Nella meticolosa verifica della documentazione conservata nell’Archivio Notarile di Ceccano, l’autore della presente memoria biografica ha avuto modo di rinvenire, il 23 dicembre 2004, una preziosa lettera autografa di Don Gregorio al fratello Federico, inserita tra i fogli della terza di copertina rilegata di un Protocollo notarile.

 Il testo risale al primo periodo di presenza di Don Gregorio a Roma ed è particolarmente interessante sotto molti aspetti, poiché ci rivela la forte personalità del giovane sacerdote e traduce bene i sentimenti, le ansie e le difficoltà che egli viveva in quel momento.
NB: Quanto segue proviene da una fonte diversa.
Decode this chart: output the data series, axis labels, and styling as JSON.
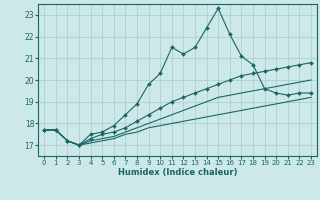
{
  "xlabel": "Humidex (Indice chaleur)",
  "bg_color": "#cce8e8",
  "grid_color": "#aacccc",
  "line_color": "#1a6666",
  "xlim": [
    -0.5,
    23.5
  ],
  "ylim": [
    16.5,
    23.5
  ],
  "xticks": [
    0,
    1,
    2,
    3,
    4,
    5,
    6,
    7,
    8,
    9,
    10,
    11,
    12,
    13,
    14,
    15,
    16,
    17,
    18,
    19,
    20,
    21,
    22,
    23
  ],
  "yticks": [
    17,
    18,
    19,
    20,
    21,
    22,
    23
  ],
  "main_line": {
    "x": [
      0,
      1,
      2,
      3,
      4,
      5,
      6,
      7,
      8,
      9,
      10,
      11,
      12,
      13,
      14,
      15,
      16,
      17,
      18,
      19,
      20,
      21,
      22,
      23
    ],
    "y": [
      17.7,
      17.7,
      17.2,
      17.0,
      17.5,
      17.6,
      17.9,
      18.4,
      18.9,
      19.8,
      20.3,
      21.5,
      21.2,
      21.5,
      22.4,
      23.3,
      22.1,
      21.1,
      20.7,
      19.6,
      19.4,
      19.3,
      19.4,
      19.4
    ]
  },
  "line2": {
    "x": [
      0,
      1,
      2,
      3,
      4,
      5,
      6,
      7,
      8,
      9,
      10,
      11,
      12,
      13,
      14,
      15,
      16,
      17,
      18,
      19,
      20,
      21,
      22,
      23
    ],
    "y": [
      17.7,
      17.7,
      17.2,
      17.0,
      17.3,
      17.5,
      17.6,
      17.8,
      18.1,
      18.4,
      18.7,
      19.0,
      19.2,
      19.4,
      19.6,
      19.8,
      20.0,
      20.2,
      20.3,
      20.4,
      20.5,
      20.6,
      20.7,
      20.8
    ]
  },
  "line3": {
    "x": [
      0,
      1,
      2,
      3,
      4,
      5,
      6,
      7,
      8,
      9,
      10,
      11,
      12,
      13,
      14,
      15,
      16,
      17,
      18,
      19,
      20,
      21,
      22,
      23
    ],
    "y": [
      17.7,
      17.7,
      17.2,
      17.0,
      17.2,
      17.3,
      17.4,
      17.6,
      17.8,
      18.0,
      18.2,
      18.4,
      18.6,
      18.8,
      19.0,
      19.2,
      19.3,
      19.4,
      19.5,
      19.6,
      19.7,
      19.8,
      19.9,
      20.0
    ]
  },
  "line4": {
    "x": [
      0,
      1,
      2,
      3,
      4,
      5,
      6,
      7,
      8,
      9,
      10,
      11,
      12,
      13,
      14,
      15,
      16,
      17,
      18,
      19,
      20,
      21,
      22,
      23
    ],
    "y": [
      17.7,
      17.7,
      17.2,
      17.0,
      17.1,
      17.2,
      17.3,
      17.5,
      17.6,
      17.8,
      17.9,
      18.0,
      18.1,
      18.2,
      18.3,
      18.4,
      18.5,
      18.6,
      18.7,
      18.8,
      18.9,
      19.0,
      19.1,
      19.2
    ]
  }
}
Da un lato traspaiono le preoccupazioni per le spese che è costretto a sostenere a causa del suo stato, ma dall’altro si coglie, immediata e viva, la grande forza d’animo e la notevole determinazione che lo animavano a proseguire nella strada intrapresa, al fine di conseguire grandi traguardi artistici nelle istituzioni musicali della Città Eterna.

Ugualmente emblematica si rivela la dichiarazione secondo cui egli non teme un contrasto con il Vescovo di Ferentino, in quanto è sicuro del fatto suo e delle proprie ragioni, convinto di riuscire, ben presto, a far ricredere il prelato.

 Il tono nei confronti del fratello Federico è davvero affettuoso, familiare e pieno di umanità, a riprova di un saldissimo vincolo che da sempre li univa. E pur nelle difficoltà incontrate in questo primo periodo di residenza a Roma, Don Gregorio non cessa di inviare a Ceccano alcune pietanze e primizie di ortaggi, certamente non comuni nel mercato locale.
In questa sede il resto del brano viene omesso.